L’omocisteina è un aminoacido presente nell’organismo in piccole quantità, la cui formazione è legata al ciclo metabolico della metionina, un aminoacido essenziale. Un eccesso di omocisteina, chiamato iperomocisteinemia, può essere causato da vari fattori, tra cui carenza di vitamine B6, B12 e acido folico. Questa condizione è particolarmente dannosa durante la gravidanza, poiché valori superiori a 12 microMoli per litro sono stati associati a complicazioni come aborto spontaneo, restrizione di crescita fetale, distacco di placenta e pre-eclampsia. Inoltre, l’iperomocisteinemia può influire negativamente sullo sviluppo dell’embrione, aumentando il rischio di difetti di chiusura del tubo neurale come la spina bifida.

Identificazione delle donne a rischio e monitoraggio dei livelli di omocisteina.
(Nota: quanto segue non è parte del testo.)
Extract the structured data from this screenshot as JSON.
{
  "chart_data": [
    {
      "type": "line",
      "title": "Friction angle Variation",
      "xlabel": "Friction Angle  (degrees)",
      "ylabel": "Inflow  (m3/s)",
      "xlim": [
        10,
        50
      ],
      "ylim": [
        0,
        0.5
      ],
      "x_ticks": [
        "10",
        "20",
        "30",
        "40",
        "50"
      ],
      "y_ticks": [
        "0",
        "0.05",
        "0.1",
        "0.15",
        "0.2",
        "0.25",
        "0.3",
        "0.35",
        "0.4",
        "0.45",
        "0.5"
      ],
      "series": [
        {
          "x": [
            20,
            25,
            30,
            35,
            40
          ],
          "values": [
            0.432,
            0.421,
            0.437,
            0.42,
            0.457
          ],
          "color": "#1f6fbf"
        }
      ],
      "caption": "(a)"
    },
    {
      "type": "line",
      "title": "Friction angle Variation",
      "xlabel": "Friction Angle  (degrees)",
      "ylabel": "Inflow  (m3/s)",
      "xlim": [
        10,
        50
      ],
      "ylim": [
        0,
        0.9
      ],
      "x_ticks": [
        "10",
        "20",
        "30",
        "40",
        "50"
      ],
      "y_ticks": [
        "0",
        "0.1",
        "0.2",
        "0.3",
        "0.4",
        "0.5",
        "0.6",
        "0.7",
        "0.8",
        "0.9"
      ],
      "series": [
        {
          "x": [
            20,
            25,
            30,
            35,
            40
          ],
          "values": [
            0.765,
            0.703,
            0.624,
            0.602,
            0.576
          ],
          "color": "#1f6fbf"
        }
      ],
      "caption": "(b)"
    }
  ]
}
Secondo Anna Maria Marconi, Professore Ordinario di Ostetricia e Ginecologia all’Università degli Studi di Milano, non è necessario monitorare i livelli di omocisteina in tutte le gravidanze, se non in casi specifici. La misurazione dell’omocisteina è indicata per donne che hanno avuto gravidanze complicate in passato, ma anche per quelle in stato di malnutrizione, fumatrici abituali, tossicodipendenti o che soffrono di malassorbimento, come ad esempio chi ha effettuato un bypass gastrico per l’obesità. L’iperomocisteinemia non presenta sintomi evidenti, rendendo il monitoraggio dei livelli particolarmente importante in questi casi.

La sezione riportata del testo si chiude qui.